Questo disegno lo ha fatto oggi: sperava che venissi al suo
compleanno”.
Damon
si rizzò in piedi
allontanandosi di qualche passo dalla bimba e inducendo Elena a
lasciare la
stanza non prima di averle rimboccato le coperte.
“Se
la caverà, starà bene, starete
bene”.
“Crescendo
senza un padre”
sospirò Elena arrestando il piede sull’ultimo
gradino della scalinata.
Damon
si fermò e curvò le
spalle ritornate nuovamente pesanti: era il momento
dell’addio, ciò per cui
odiava ritornare in quella casa, ciò per cui odiava se
stesso per quello che
avrebbe fatto.
Damon
si voltò, gli occhi
plumbei e grandi gonfi di lacrime represse.
Elena
deglutì rumorosamente
ed emise un sospiro, anche lei conscia di cosa le stava per dire.
“Non
è giusto avere un
marito immortale.
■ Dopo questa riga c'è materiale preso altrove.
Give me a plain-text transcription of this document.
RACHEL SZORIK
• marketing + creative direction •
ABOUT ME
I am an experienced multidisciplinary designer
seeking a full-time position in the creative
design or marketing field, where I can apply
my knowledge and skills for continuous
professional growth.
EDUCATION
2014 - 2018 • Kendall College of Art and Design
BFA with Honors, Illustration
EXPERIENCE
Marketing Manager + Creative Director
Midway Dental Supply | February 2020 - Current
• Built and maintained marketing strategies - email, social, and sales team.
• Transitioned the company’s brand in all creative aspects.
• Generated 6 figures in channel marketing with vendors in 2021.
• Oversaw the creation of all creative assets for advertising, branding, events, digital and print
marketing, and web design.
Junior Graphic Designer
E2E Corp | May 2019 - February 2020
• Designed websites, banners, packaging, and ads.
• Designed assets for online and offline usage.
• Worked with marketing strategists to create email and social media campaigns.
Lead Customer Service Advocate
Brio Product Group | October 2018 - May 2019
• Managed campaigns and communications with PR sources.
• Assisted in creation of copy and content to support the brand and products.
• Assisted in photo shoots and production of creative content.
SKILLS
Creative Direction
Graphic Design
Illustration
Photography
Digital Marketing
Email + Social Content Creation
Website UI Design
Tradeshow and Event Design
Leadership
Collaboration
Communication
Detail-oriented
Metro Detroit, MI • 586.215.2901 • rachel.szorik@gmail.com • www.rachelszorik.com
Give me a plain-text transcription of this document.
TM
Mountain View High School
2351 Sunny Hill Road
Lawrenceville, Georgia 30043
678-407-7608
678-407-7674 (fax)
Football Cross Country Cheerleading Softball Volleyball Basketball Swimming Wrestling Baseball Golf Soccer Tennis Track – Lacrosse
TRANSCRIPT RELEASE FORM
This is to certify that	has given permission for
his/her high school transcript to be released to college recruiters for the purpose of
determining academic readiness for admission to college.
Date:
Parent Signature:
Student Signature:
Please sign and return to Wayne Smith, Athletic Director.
Avrai sempre i tuoi ventidue anni, mentre io
diventerò
vecchia” disse Elena tentando di sdrammatizzare la situazione
ma due lacrime
sfuggirono al suo controllo.
“Ventisette
anni e già un
capello bianco: stai diventando proprio vecchia!” sorrise
ambiguamente il
vampiro stando al gioco della moglie che adesso sembrava non volesse
più
scherzare.
“Sarete
felici” continuò
poi portando le mani di Elena sulle sue e scontrando la sua fronte con
quella
di lei che aveva ceduto al pianto.
“Quanto
è lontana questa
felicità?”.
Elena
sentiva il magone
crescere e aumentare a dismisura: non sarebbero bastate le lacrime a
spazzarlo
via, né infinite notti insonne. Non poteva esistere per lei
felicità alcuna se
non stare con Damon, né poteva stare con Damon senza essere
felice.
Per
lei felicità e Damon
erano due atomi inscindibili.
“La
distanza tra voi e me”.
Damon
aprì gli occhi e la
baciò in fronte così come aveva fatto anche le altre volte. Non poteva permettersi di
baciarla sulle labbra,
sarebbe stato doppiamente atroce abbandonarla poi.
Prese
il suo viso tra le
mani e incrociò i suoi occhi.
Anche
per quella volta non
ci sarebbe riuscito.
Richiamò
dentro di se le
immagini di quella notte, i ricordi più belli vissuti con
Elena e i pochi
istanti con la sua Rosemary.
Brancolava
nel buio più
assoluto, annegava nel nero della sua scelta masochista.
Poi lo
trovò,
l’interruttore per spegnere tutto e per dargli la forza di
compiere quel gesto.
“Anche
per questa volta non
ricorderai che io sono stato qui, ma sappi che ti amo”.
Le
pupille si dilatarono e
nella stanza non vi fu più alcuna traccia di Damon.